Charakterystyka częstotliwościowa toru audio od wejścia mikrofonowego w nadajniku do wyjścia w odbiorniku. Poniżej krzywe zniekształceń harmonicznych, które dla 1 kHz zachowują 80-decybelowy odstęp od sygnału nominalnego.

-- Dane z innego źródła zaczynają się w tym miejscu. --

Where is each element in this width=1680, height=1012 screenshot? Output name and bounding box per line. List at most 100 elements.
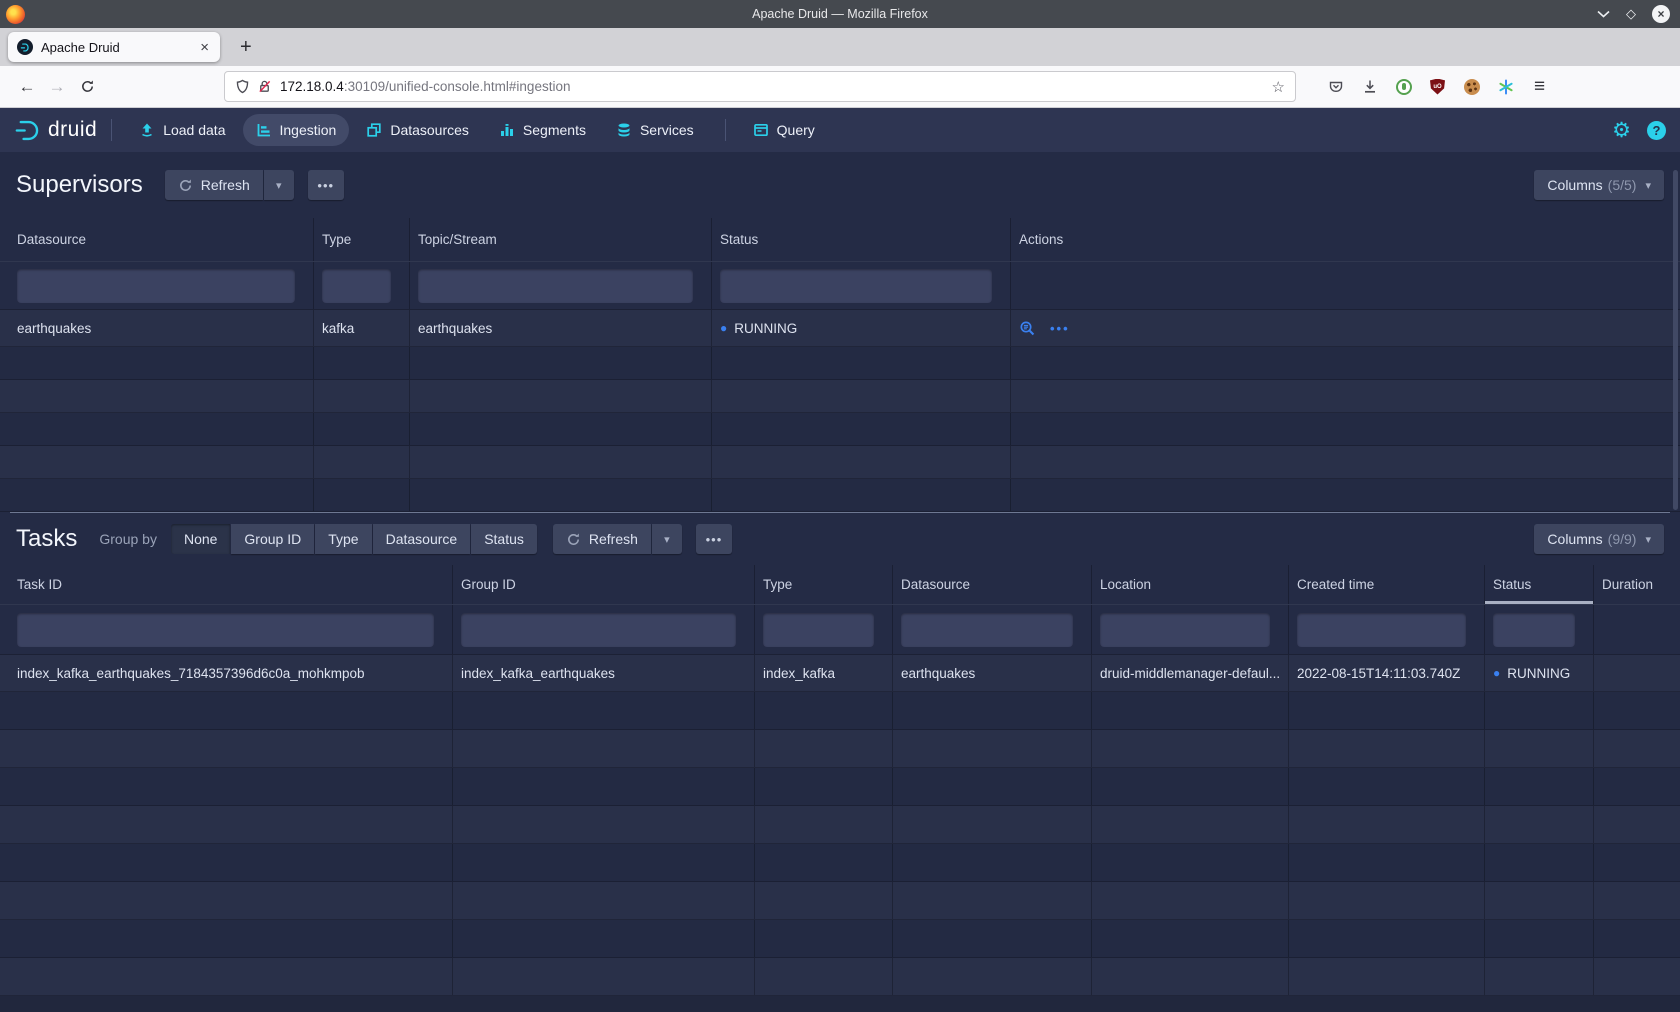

Klipsy w obu urządzeniach wyposażone są w „ząbki”, które dobrze je utrzymują na miejscu. Trudno jest też przypadkowo włączyć je lub wyłączyć, ponieważ aby to zrobić, należy przytrzymać przycisk zasilania przez co najmniej 3 sekundy. Podczas pomiarów systemu nie stwierdziłem obecności kompresji w torze sygnałowym, a mimo to bardzo trudno go przesterować podczas normalnego użytkowania. Poziom szumów własnych systemu jest znikomy, a przy utracie zasięgu nie pojawiają się żadne przykre dźwięki. O spadku jakości transmisji natychmiast poinformuje nas 3-elementowy wskaźnik w odbiorniku, a o braku łączności zgaśnięcie diody w nadajniku. Mamy zatem pełną kontrolę nad tym, co się dzieje z sygnałem. Czułość toru transmisji dla dźwięków poniżej 100 Hz zaczyna się łagodnie zmniejszać, przy 20 Hz osiągając wartość -20 dB. Biorąc pod uwagę 10-decybelowy spadek należy uznać, że pasmo przenoszenia Wireless Go zawiera się w przedziale od 40 Hz do 20 kHz, co jak na zakres zastosowań tego systemu w zupełności wystarcza. Zniekształcenia nieliniowe dla 1 kHz mają poziom -80 dB (0,01%), co także wskazuje na co najmniej dobrą jakość toru sygnałowego.
Podsumowanie
Rode Wireless Go to obecnie jeden z najtańszych, najwygodniejszych i najbardziej wszechstronnych systemów bezprzewodowych na rynku, przeznaczony do wszelkiego typu zastosowań multimedialnych, na potrzeby prezentacji i wykładów. Do tego dochodzi wysoka jakość wykonania i renoma producenta. Przy współpracy z aparatem cyfrowym oraz urządzeniami przenośnymi do tego przystosowanymi, sprzęt można użytkować od razu po wyjęciu z pudełka. Jeśli natomiast będziemy chcieli podłączyć odbiornik np. do miksera audio, to odpowiedni kabel musimy już zorganizować samodzielnie. Producent nie udziela na ten temat żadnych wskazówek i jesteśmy zdani na eksperymenty we własnym zakresie (np. podłączenie do odbiornika monofonicznego wtyku TS 3,5 mm całkowicie wycisza sygnał wyjściowy, ale już przy podłączeniu standardowych słuchawek wszystko słychać w nich doskonale).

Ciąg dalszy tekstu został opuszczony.